Camp Moria auf der griechischen Insel Lesbos. Bild: Fabian Köhler

Die deutsche Kanzlerin hatte gestern noch einmal eine Rahmengröße genannt: Griechenland sollte dafür sorgen, dass 50.000 Flüchtlinge gut untergebracht werden, das hätte längst schon geschehen sollen. Bislang sollen sich nach Angaben des Krisenstabs 33.320 Flüchtlinge in Griechenland aufhalten. Das Rote Kreuz gehe dagegen von mehr als 50.000 aus. Wie wird verfahren, wenn es mehr werden?

Nach Stand der Dinge kann die EU zufrieden sein, wenn Mitgliedsländer darin übereinkommen, die 160.000 Flüchtlinge aus Italien und Griechenland, deren Verteilung bereits abgemacht oder abgesprochen war, tatsächlich auf verschiedene Länder verteilen. Bislang waren es nur einige Hundert. Man ist also noch dabei, alte Kontingente zu regeln.
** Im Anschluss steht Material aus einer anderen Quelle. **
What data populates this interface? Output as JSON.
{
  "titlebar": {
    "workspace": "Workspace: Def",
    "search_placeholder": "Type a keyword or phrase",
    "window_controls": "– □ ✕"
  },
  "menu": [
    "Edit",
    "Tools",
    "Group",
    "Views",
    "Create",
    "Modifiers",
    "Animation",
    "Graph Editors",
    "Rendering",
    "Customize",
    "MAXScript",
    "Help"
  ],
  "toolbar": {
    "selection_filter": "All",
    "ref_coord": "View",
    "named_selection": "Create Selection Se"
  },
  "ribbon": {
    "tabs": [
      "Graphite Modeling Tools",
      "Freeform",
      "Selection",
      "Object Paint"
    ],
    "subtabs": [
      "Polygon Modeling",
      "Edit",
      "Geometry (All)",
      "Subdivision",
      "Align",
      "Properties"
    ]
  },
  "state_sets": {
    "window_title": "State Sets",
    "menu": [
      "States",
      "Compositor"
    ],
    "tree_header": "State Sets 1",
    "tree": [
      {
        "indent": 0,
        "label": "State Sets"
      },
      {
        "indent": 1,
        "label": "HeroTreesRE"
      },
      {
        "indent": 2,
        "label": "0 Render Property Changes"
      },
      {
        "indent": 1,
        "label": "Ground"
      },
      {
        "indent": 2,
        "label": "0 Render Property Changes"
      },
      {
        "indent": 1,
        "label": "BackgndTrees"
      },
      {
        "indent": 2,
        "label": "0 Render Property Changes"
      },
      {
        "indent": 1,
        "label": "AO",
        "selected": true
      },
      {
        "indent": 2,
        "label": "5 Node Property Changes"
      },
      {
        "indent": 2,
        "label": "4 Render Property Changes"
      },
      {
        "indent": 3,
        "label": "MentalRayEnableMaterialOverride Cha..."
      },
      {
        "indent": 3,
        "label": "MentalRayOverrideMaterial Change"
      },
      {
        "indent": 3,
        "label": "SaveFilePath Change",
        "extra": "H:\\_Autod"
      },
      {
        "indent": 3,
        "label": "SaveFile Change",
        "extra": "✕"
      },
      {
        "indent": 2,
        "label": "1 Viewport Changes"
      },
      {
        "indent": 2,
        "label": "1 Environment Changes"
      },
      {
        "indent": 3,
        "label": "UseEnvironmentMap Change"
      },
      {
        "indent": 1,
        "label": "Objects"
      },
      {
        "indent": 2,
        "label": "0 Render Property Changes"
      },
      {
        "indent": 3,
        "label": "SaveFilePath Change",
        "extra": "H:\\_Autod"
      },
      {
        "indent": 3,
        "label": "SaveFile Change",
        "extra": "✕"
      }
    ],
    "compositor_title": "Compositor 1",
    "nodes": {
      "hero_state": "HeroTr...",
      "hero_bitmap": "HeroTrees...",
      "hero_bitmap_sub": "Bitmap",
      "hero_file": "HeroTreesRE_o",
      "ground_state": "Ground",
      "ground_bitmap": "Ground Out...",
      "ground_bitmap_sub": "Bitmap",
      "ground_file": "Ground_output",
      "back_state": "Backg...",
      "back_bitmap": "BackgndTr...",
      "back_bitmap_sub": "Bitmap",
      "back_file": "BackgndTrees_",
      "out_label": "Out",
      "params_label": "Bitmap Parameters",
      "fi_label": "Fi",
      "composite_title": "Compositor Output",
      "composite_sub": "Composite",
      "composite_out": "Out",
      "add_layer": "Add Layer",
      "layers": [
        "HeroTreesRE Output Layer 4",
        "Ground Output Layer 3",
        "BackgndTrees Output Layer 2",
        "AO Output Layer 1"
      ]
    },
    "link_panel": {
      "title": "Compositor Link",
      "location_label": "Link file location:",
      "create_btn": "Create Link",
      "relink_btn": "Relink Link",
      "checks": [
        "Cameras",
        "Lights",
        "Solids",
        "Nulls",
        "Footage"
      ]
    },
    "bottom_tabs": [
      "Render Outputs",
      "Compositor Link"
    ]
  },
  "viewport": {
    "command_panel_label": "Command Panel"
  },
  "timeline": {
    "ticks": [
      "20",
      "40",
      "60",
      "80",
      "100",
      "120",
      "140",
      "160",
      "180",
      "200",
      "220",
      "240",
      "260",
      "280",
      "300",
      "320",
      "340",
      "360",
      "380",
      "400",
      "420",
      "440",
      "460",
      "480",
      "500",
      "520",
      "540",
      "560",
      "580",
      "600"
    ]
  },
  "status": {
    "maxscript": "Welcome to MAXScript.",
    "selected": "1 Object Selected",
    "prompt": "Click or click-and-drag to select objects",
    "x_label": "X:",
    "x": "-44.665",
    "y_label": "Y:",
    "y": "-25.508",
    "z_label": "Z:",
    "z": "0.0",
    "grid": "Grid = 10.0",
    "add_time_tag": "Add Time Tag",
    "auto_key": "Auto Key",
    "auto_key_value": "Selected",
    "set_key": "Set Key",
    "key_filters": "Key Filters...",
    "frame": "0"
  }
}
Die Hoffnung der Flüchtlinge

Griechenlands Regierung rechnet, wie vergangene Woche berichtet wurde, damit, dass das Land in der nächsten Zeit mit 70.000 bis 100.000 Neuankömmlingen konfrontiert werden könnte. Trotz des Signals, dass die Balkonroute jetzt gesperrt ist, machen sich weiter Flüchtlinge auf den Weg. Die Hoffnung, dass die Grenze zwischen Griechenland und Mazedonien irgendwann doch aufmachen würde, ist offensichtlich noch stärker als die anderslautenden Botschaften.

Sie halten an der Hoffnung fest, obwohl die Anlagen an der griechisch-mazedonischen Grenze verstärkt wurden und die Signale eindeutig sind. Bis Mitte Februar wurden nach Angaben des mazedonischen Innenministeriums 7.579 Migranten zurückgeschickt und bis zu diesem Zeitpunkt wurden Afghanen noch durchgelassen. 3.202 der Migranten hatten laut dem mazedonischen Innenministerium gefälschte Ausweise

Die weiter nach Idomeni kommen wollen oder dort warten, setzten ihre Hoffnung darauf, zu den 200 Syrern und Irakern zu gehören, die derzeit an der mazedonischen Grenze durchgelassen werden. Die Vorgaben der täglichen Quote kommen aus Österreich, das wie andere Länder der Westbalkanroute Grenzbeamte zur Verstärkung geschickt hat.